HSパワーコントロールみたいな機能があれば、一番いいんでしょうけどね。

あと、有機ELで消費電力減を狙っていたはずが、思ったより消費電力が下がらず、3130mAhのバッテリー容量では心もとないというのも付け加えておきます。例えば、nubia Z20(3400mAh)で同じルーチンを1日やって、だいたい50%消費で済むところ、Zero2は75%程度の消費となり。仮にセルスタンバイ系の消費を考えたとしても、たかだか300mAh程度の容量でのバッテリー持ちが20%も多いのは気になる点です。ちなみに、Zeroでは同様のルーチンをこなして、60%程度消費しています。両方とも言えることなんですが、IGZOパネルの省電力性があまりに凄すぎて、有機ELはまだ改善の余地が大きいとも考えられるし、さらに言えばZero2では、リフレッシュレートの高速駆動を目的として、わざわざWQHD+程度からFHD+程度まで解像度を落としても、4倍速で動いてしまえば、結局2倍程度のバッテリー容量は必要になってくるというわけですよね。

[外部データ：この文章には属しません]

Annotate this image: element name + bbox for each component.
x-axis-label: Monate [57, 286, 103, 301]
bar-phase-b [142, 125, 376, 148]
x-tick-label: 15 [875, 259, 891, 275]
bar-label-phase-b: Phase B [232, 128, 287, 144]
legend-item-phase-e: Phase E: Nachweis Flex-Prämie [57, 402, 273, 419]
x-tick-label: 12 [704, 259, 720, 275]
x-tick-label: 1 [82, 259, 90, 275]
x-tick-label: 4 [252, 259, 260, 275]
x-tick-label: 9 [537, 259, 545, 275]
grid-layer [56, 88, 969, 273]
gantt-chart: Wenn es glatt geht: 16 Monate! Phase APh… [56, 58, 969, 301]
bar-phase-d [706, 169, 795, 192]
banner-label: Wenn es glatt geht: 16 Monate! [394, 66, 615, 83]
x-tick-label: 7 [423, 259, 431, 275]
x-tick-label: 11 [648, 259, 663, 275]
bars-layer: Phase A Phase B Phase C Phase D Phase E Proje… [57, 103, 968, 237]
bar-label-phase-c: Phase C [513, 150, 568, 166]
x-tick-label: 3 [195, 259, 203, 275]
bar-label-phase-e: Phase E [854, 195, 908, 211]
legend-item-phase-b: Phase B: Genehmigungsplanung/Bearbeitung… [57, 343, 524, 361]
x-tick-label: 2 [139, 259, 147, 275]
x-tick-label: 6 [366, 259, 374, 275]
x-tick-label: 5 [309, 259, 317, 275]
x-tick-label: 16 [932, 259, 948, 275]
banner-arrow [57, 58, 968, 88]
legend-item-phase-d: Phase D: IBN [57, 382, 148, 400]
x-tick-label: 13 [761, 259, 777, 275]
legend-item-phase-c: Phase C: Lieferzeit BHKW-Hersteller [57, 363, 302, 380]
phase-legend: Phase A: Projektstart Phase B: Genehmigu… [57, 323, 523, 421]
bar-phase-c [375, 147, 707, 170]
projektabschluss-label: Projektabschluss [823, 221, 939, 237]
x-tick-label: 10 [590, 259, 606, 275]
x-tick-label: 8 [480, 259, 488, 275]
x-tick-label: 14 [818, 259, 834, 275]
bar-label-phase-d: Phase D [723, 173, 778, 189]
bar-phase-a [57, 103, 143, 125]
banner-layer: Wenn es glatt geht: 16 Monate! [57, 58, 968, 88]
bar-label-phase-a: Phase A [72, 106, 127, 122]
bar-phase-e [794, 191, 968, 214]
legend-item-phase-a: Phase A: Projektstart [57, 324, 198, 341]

更に気になるのは画面内指紋認証で、親指だけ両方とも2つ登録してるんですけど、それでようやく快適に認証出来る感じです。良くも悪くもXPERIAのサイドセンサーは機能的に悪くないんだなと思ったりしますね。

軽さを得たいなら、全てを飲み込め。141gという軽さは、それをすべて飲み込んでこそ、得られる世界なのだろうと思います。ゲームのプレイ時間が長ければ長いほど、軽さは大きな武器になります。でもバッテリーどころか、給電が足を引っ張ってしまう。給電に問題がなければ、本当はそれで構わない気がしますけど、いざこのバッテリー消費を考えると、少し早すぎたコンセプトだったのかもしれないかなとも思います。

まとめ
バッテリー切れに気をつければ、ハイエンドモデルの享受は十分受けられる、残念ハイエンド


全ては軽さです。これは本当に何者にも変えられない威力です。確かに通話とちょっとしたWeb閲覧だけだったら、2日ぐらいは持ちますから、存在としては面白いです。LTEバンド対応の豊富さも魅力です。
これ1台ですべて日常のタスクをこなそうと考えた場合には審議が出ます。あくまで、サブだったり、予備だったりで使うあたりが、ほんとうなら丁度いいのかもしれないです。スペックがそれを許さないのが、ちぐはぐさが出ています。なので、スペックを考えれば安い値段で買ってはいますけど、かなり満足度は低いです。ただ、中華系のスマホはこのサイズの液晶を搭載してると、5000mAhもの大容量となるため、200gを超えるモデルになってしまうのでしょうから、そこはやっぱり飲み込むしかないです。
本当だったらこれ1台で済むはずだっらZero2に、モバイルバッテリーを持つんじゃ、あんまり意味がないですよね。シャープが、もう少しバッテリーを担保に、10gぐらい重くして、給電周りがなんとかなってしまえば、それで解決しそうなんですけどね。

現在は33000円程度で推移していますけど、ハイエンド好きは買って悔いはないと思います。スペックを考えれば破格ですが、コレクションの1台程度が丁度合っている感じで、fps以外のゲームには、あまり向いていない端末かもしれないです。ただ、やっぱり軽いというのは、どうしようもない部分であるため、そこに活路を見いだせるかどうかで、このスマホの価値は決まるんじゃないかなと。

個人的には気に入っていますけど、やっぱりバッテリー消費はなんとか出来ないものかな。